LAS VEGAS, NEVADA, U.S. — The grain-based foods industry has seen constant change during the five years of Ardent Mills’ existence. To keep up with that change, the company is creating a chief growth officer position.

“This role will be driving innovation in the organization, be very customer focused in finding ways to work with our customers and help our customers and shift the way we think about even how we lead at Ardent Mills and the structure of our organization,” said Dan Dye, chief executive officer, in a Sept. 9 media briefing at the International Baking Industry Exposition in Las Vegas. “So we will be shifting toward being more innovative, being more agile, being more customer focused.”

Denver, Colorado, U.S.-based Ardent Mills plans to make an external hire to bring different views into the company, he said.

 “We feel that we need new perspectives, fresh looks,” Dye said. “We have tremendous people, outstanding people, and this will just complement the great people we have at Ardent Mills.”

Ardent Mills was formed as a joint venture between CHS, Conagra Brands (then ConAgra Foods) and Cargill in 2014. Gluten-free was expanding as a category five years ago, and now other trends have emerged.

“We recognize we have a need for almost constant innovation,” Dye said.

With flour demand flat to declining slightly, Ardent Mills seeks to find pockets of growth for both the company and its customers, he said. To do so, Ardent Mills has expanded in ancient grains. Working with quinoa growers in Colorado gives bakers a domestic source and allows farmers to save on water.

“Water is a big issue in Colorado,” Dye said. “It’s a big issue in the nation, but it’s in the spotlight in Colorado. Quinoa uses significantly less water than corn or some other plants.”

Dan Dye, Ardent Mills, chief executive officer. Photo courtesy of Ardent Mills.

 Ardent Mills has become involved in heirloom wheat varieties like white Sonora and spelt and in pulses like chickpeas. The company has expanded in whole wheat flours and organic wheat flour as well as world flours like semolina and Neapolitan-style, Dye said.

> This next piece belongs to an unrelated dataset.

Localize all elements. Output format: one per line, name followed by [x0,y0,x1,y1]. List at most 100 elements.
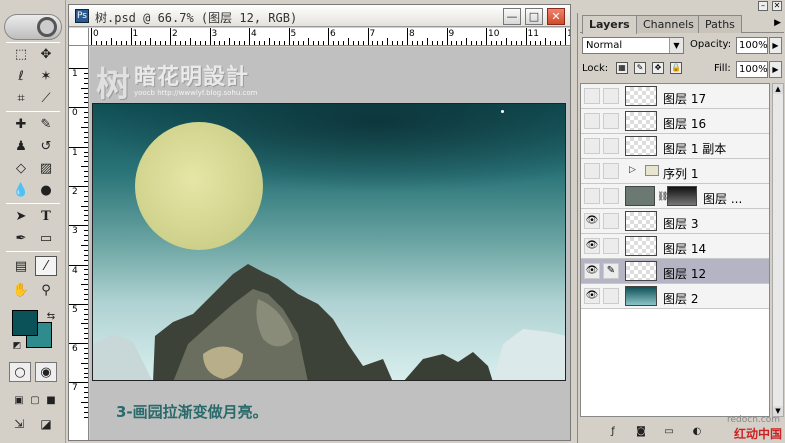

The Annex by Ardent Mills, a new business unit founded in 2018, focuses specifically in the specialty area.

“The Annex in particular has opened the door to a whole new group of customers that we weren’t even thinking about five years ago,” Dye said. “They tend to be smaller, niche players but with room to grow. The volume on these products is generally smaller, but you can help those customers grow. We’ve seen some who went from one local bakery to three bakeries to, in some cases, a broader reach to other states and then nationally.”

Dye was asked what future trends might be discussed at the next IBIE in 2022.

“One, we’ll be talking about things that none of us in our wildest imagination would have thought about: something different, something that has emerged,” Dye said. “We don’t know what it will be, but it will be different.”

He said he expects customized or specialized food solutions to become more prominent while plant-based foods will evolve. Ardent Mills is working on a zero net-carb approach in which dietary fiber offsets the negative effects of other carbohydrates.

“I think we’ll have some new ways of bringing flour and grain-based foods to the market (in 2022),” Dye said. “Because I think people love bread. They love grain-based foods, and there is so much we can do with our products that have been around for a long time but continue to evolve and change.”